I love cow time, and I am gonna love next spring. Three calves. I can hardly wait!


  1. Chrissy says:

    Our family had a house cow when I was growing up, a family with six children needed one. I milked her one summer and enjoyed it. She was on a schedule but one that was later in the evening and morning than most cows. I know where you’re coming from with the education. Recently I watched a national commercial for a popular yogurt with a talking cow with a male voice. That was weird!

  2. Cousin Mark says:

    The Sergents ,in the 1910’s, got oil money and decided to move to Charleston, West Virginia to a house and lot. My grandfather Carl got the job of leading the family milk cow from Walton to Charleston, some 35 miles to the Charleston home. The family returned to live in Walton but there was no family story of Bossey coming back to greener pastures!

  3. Joell says:

    My Grandparents and my Aunt and Uncle both had farms and dairy cows, I still remember the smell of the barn at milking time, the hay and the cows, I loved to go out to the bran with them at milking time, after the milking was done, the was always a good size pan of milk left for the barn cats, good memories.

  4. lesliedgray says:

    I have always wanted a family cow.. When I was probably 8 or 9, my grandmother put a package of rubber gloves in my Christmas stocking and, together, we poked holes in the finger tips and tied it onto the kitchen faucet so that I could fill and “milk” the rubber glove udder. Now, in my 50-something’s, I will be finally getting that farm that I have always wanted.. hopefully within the year.. Tell me, what do you do with all of your milk? Yes, yes I know about cream, butter and the occasional cheese, but it is my understanding that cows give GALLONS a day…. That is a LOT of milk! As a family of 3 (or 4, depending on if one is home or not) we could never drink that much milk up and I fear that we would be overwhelmed, as we were when my 7 “city chickens” got into their laying groove.. do you give chickens milk? Do you freeze it? What on Earth can you do with 1 1/2-2 gallons of milk a day?

  5. joykenn says:

    lesliedgray–You left out yogurt which is supereasy to make with no equipment except a thermometer. Heat the milk in a saucepan to 100-110 degrees. Take off the heat and stir in two tablespoons of yogurt as a starter. Pour into warm jars. I rinse mine out with boiling water so I get rid of any strange bacteria but I know some folks just use very hot water.

    Next I put the filled jars on a tray and wrap them in a quilt or put them in a cooler.
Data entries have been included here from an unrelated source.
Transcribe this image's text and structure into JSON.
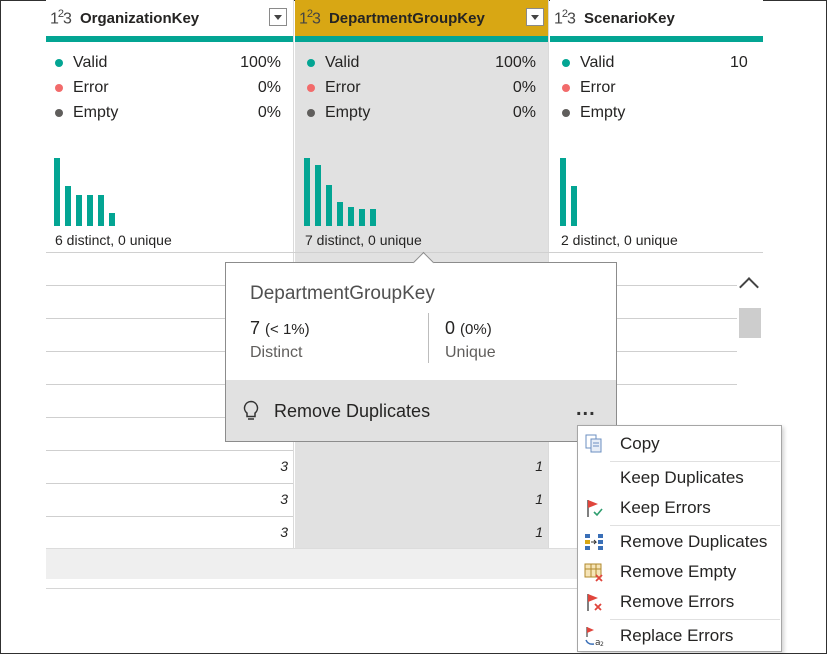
{
  "columns": [
    {
      "name": "OrganizationKey",
      "type_icon": "1²3",
      "quality": [
        {
          "label": "Valid",
          "pct": "100%",
          "color": "#03a593"
        },
        {
          "label": "Error",
          "pct": "0%",
          "color": "#f26b6b"
        },
        {
          "label": "Empty",
          "pct": "0%",
          "color": "#605e5c"
        }
      ],
      "histogram": [
        0.71,
        0.42,
        0.32,
        0.32,
        0.32,
        0.14
      ],
      "distinct_summary": "6 distinct, 0 unique",
      "cells": [
        "3",
        "3",
        "3"
      ]
    },
    {
      "name": "DepartmentGroupKey",
      "type_icon": "1²3",
      "quality": [
        {
          "label": "Valid",
          "pct": "100%",
          "color": "#03a593"
        },
        {
          "label": "Error",
          "pct": "0%",
          "color": "#f26b6b"
        },
        {
          "label": "Empty",
          "pct": "0%",
          "color": "#605e5c"
        }
      ],
      "histogram": [
        0.71,
        0.64,
        0.43,
        0.25,
        0.2,
        0.18,
        0.18
      ],
      "distinct_summary": "7 distinct, 0 unique",
      "cells": [
        "1",
        "1",
        "1"
      ]
    },
    {
      "name": "ScenarioKey",
      "type_icon": "1²3",
      "quality": [
        {
          "label": "Valid",
          "pct": "10",
          "color": "#03a593"
        },
        {
          "label": "Error",
          "pct": "",
          "color": "#f26b6b"
        },
        {
          "label": "Empty",
          "pct": "",
          "color": "#605e5c"
        }
      ],
      "histogram": [
        0.71,
        0.42
      ],
      "distinct_summary": "2 distinct, 0 unique",
      "cells": []
    }
  ],
  "popup": {
    "title": "DepartmentGroupKey",
    "distinct_value": "7",
    "distinct_pct": "(< 1%)",
    "distinct_label": "Distinct",
    "unique_value": "0",
    "unique_pct": "(0%)",
    "unique_label": "Unique",
    "action_label": "Remove Duplicates",
    "more_label": "..."
  },
  "menu": {
    "items": [
      {
        "label": "Copy",
        "icon": "copy-icon"
      },
      {
        "label": "Keep Duplicates",
        "icon": ""
      },
      {
        "label": "Keep Errors",
        "icon": "keep-errors-icon"
      },
      {
        "label": "Remove Duplicates",
        "icon": "remove-duplicates-icon"
      },
      {
        "label": "Remove Empty",
        "icon": "remove-empty-icon"
      },
      {
        "label": "Remove Errors",
        "icon": "remove-errors-icon"
      },
      {
        "label": "Replace Errors",
        "icon": "replace-errors-icon"
      }
    ]
  },
  "colors": {
    "accent": "#03a593",
    "selected_header": "#d8a714",
    "error": "#f26b6b"
  }
}
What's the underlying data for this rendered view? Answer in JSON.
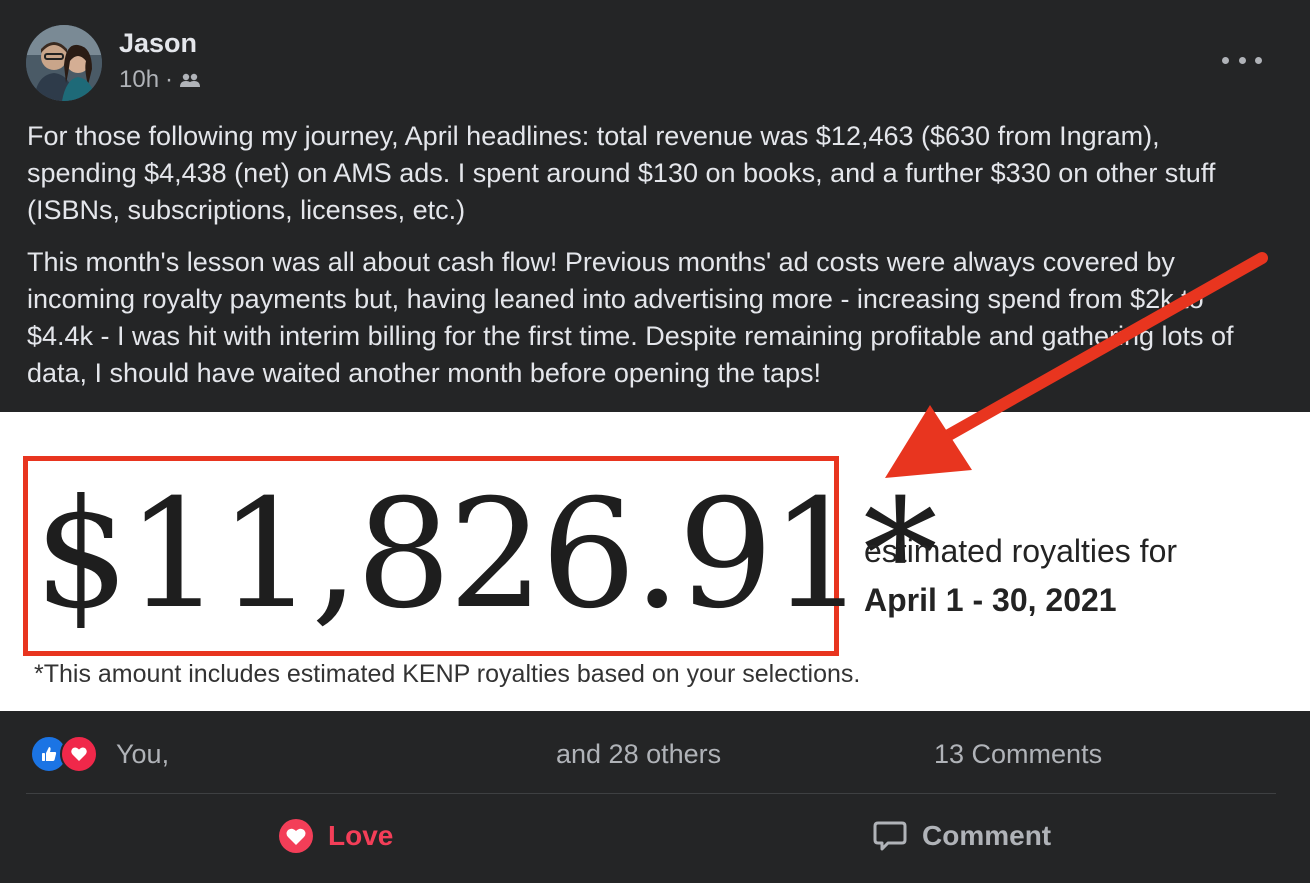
{
  "post": {
    "author": "Jason",
    "time": "10h",
    "separator": "·",
    "audience_icon": "friends-icon",
    "more_icon": "more-options-icon",
    "paragraphs": [
      "For those following my journey, April headlines: total revenue was $12,463 ($630 from Ingram), spending $4,438 (net) on AMS ads. I spent around $130 on books, and a further $330 on other stuff (ISBNs, subscriptions, licenses, etc.)",
      "This month's lesson was all about cash flow! Previous months' ad costs were always covered by incoming royalty payments but, having leaned into advertising more - increasing spend from $2k to $4.4k - I was hit with interim billing for the first time. Despite remaining profitable and gathering lots of data, I should have waited another month before opening the taps!"
    ]
  },
  "image": {
    "amount": "$11,826.91*",
    "label": "estimated royalties for",
    "date_range": "April 1 - 30, 2021",
    "footnote": "*This amount includes estimated KENP royalties based on your selections.",
    "highlight_color": "#e8351f"
  },
  "engagement": {
    "reaction_icons": [
      "like-icon",
      "love-icon"
    ],
    "you_text": "You,",
    "others_text": "and 28 others",
    "comments_text": "13 Comments"
  },
  "actions": {
    "love_label": "Love",
    "comment_label": "Comment"
  },
  "colors": {
    "background": "#242526",
    "love": "#f33e58",
    "like": "#1b74e4"
  }
}
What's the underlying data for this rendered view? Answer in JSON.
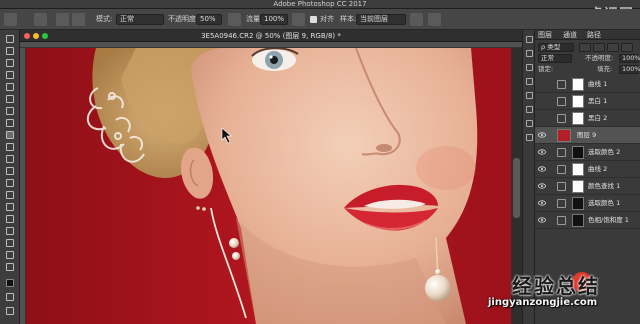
{
  "app": {
    "title": "Adobe Photoshop CC 2017"
  },
  "watermark": {
    "top": "虎课网",
    "brand_cn": "经验总结",
    "brand_url": "jingyanzongjie.com"
  },
  "options_bar": {
    "mode_label": "模式:",
    "mode_value": "正常",
    "opacity_label": "不透明度:",
    "opacity_value": "50%",
    "flow_label": "流量:",
    "flow_value": "100%",
    "align_label": "对齐",
    "sample_label": "样本:",
    "sample_value": "当前图层"
  },
  "document": {
    "tab_title": "3E5A0946.CR2 @ 50% (图层 9, RGB/8) *"
  },
  "layers_panel": {
    "tabs": [
      "图层",
      "通道",
      "路径"
    ],
    "kind_filter": "ρ 类型",
    "blend_mode": "正常",
    "opacity_label": "不透明度:",
    "opacity_value": "100%",
    "lock_label": "锁定:",
    "fill_label": "填充:",
    "fill_value": "100%",
    "layers": [
      {
        "name": "曲线 1",
        "type": "adjustment",
        "mask": "white",
        "visible": false
      },
      {
        "name": "黑白 1",
        "type": "adjustment",
        "mask": "white",
        "visible": false
      },
      {
        "name": "黑白 2",
        "type": "adjustment",
        "mask": "white",
        "visible": false
      },
      {
        "name": "图层 9",
        "type": "pixel",
        "selected": true,
        "visible": true
      },
      {
        "name": "选取颜色 2",
        "type": "adjustment",
        "mask": "black-figure",
        "visible": true
      },
      {
        "name": "曲线 2",
        "type": "adjustment",
        "mask": "white",
        "visible": true
      },
      {
        "name": "颜色查找 1",
        "type": "adjustment",
        "mask": "white",
        "visible": true
      },
      {
        "name": "选取颜色 1",
        "type": "adjustment",
        "mask": "black-figure",
        "visible": true
      },
      {
        "name": "色相/饱和度 1",
        "type": "adjustment",
        "mask": "black-figure",
        "visible": true
      }
    ]
  },
  "colors": {
    "canvas_bg": "#a8141c",
    "ui_dark": "#3a3a3a",
    "selected_layer": "#535353"
  }
}
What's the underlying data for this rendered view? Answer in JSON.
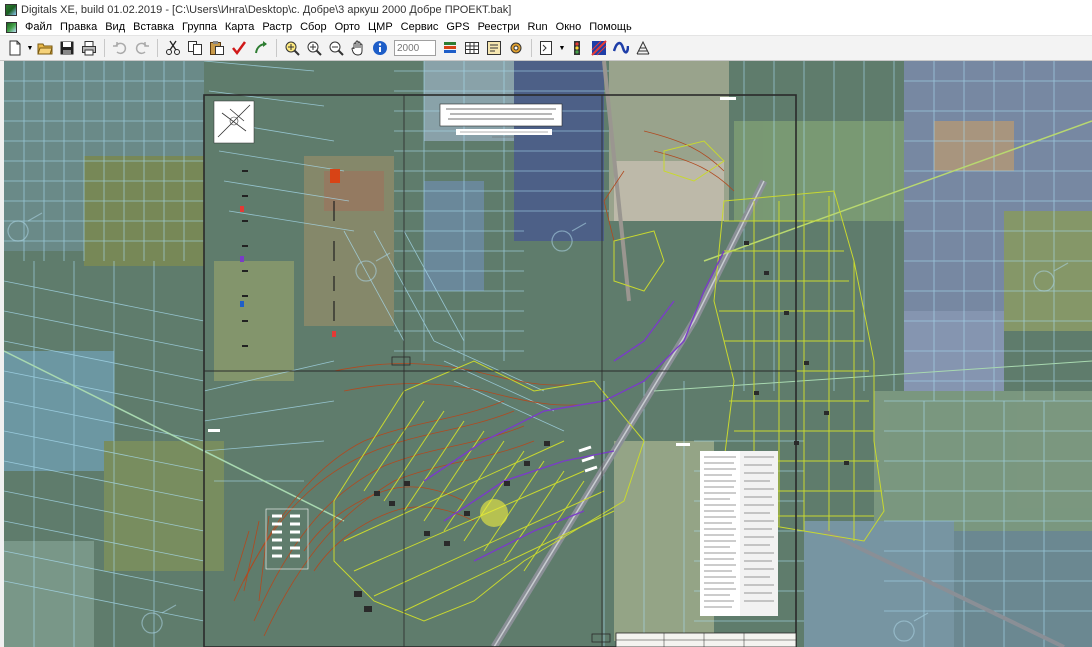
{
  "window": {
    "title": "Digitals XE, build 01.02.2019 - [C:\\Users\\Инга\\Desktop\\с. Добре\\3 аркуш 2000 Добре ПРОЕКТ.bak]"
  },
  "menu": {
    "items": [
      "Файл",
      "Правка",
      "Вид",
      "Вставка",
      "Группа",
      "Карта",
      "Растр",
      "Сбор",
      "Орто",
      "ЦМР",
      "Сервис",
      "GPS",
      "Реестри",
      "Run",
      "Окно",
      "Помощь"
    ]
  },
  "toolbar": {
    "scale_value": "2000",
    "icons": [
      "new-document-icon",
      "open-folder-icon",
      "save-icon",
      "print-icon",
      "undo-icon",
      "redo-icon",
      "cut-icon",
      "copy-icon",
      "paste-icon",
      "check-icon",
      "arrow-icon",
      "zoom-region-icon",
      "zoom-in-icon",
      "zoom-out-icon",
      "pan-hand-icon",
      "info-icon",
      "layers-icon",
      "table-icon",
      "properties-icon",
      "settings-icon",
      "raster-icon",
      "traffic-light-icon",
      "curve-icon",
      "wave-icon",
      "grid-icon"
    ]
  },
  "colors": {
    "sheet_frame": "#2a2a2a",
    "parcel_lines": "#a6d8f0",
    "settlement_lines": "#c8d830",
    "road": "#8a8f96",
    "contours": "#b04a20",
    "utilities": "#7a3cc8"
  }
}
I put that aside to sit for 8 hours and I’ve got yogurt. Add some chopped fruit to it in the morning, eat it with granola, use it instead of sour cream & its easy to use up a gallon of milk. Yogurt keeps really well in the fridge and you can always use to make your own frozen yogurt instead of ice cream.

    Also you can make a quick ricotta in less than an hour by bring the raw milk to just below a simmer (around 180 degrees with the thermometer). You can even do this in a microwave. Add vinegar or lemon juice or lactic acid. Then pour into a double cheesecloth lined colander to slowly drain & you’ve got ricotta. Yumm.

  6. CassieOz says:

    I’ve got two house cows (Jersey girls) and their two calves at the moment. We ‘share milk’ lesliedgray so the calf takes care of much of the cow’s milk with us just using the remainder after calf has had breakfast. That could be 3-6L for our ladies depending on the age of the calf (one has a 10 month heifer on her and, not surprisingly, there’s nothing left after she’s breakfasted!). If we want more milk (for me to make a cheese), we separate the calves from the mammas overnight. Nevertheless there are reasons why many people with a house cow raise a couple of pigs too 😀 :pinkpig:

  7. Granma2girls says:

    I think this resurgence of having a family cow is great. Here inCanada they’re talking about our dairy products being shipped in from out of country eventually. That’s a scary thought. I’m talking overseas out of the country.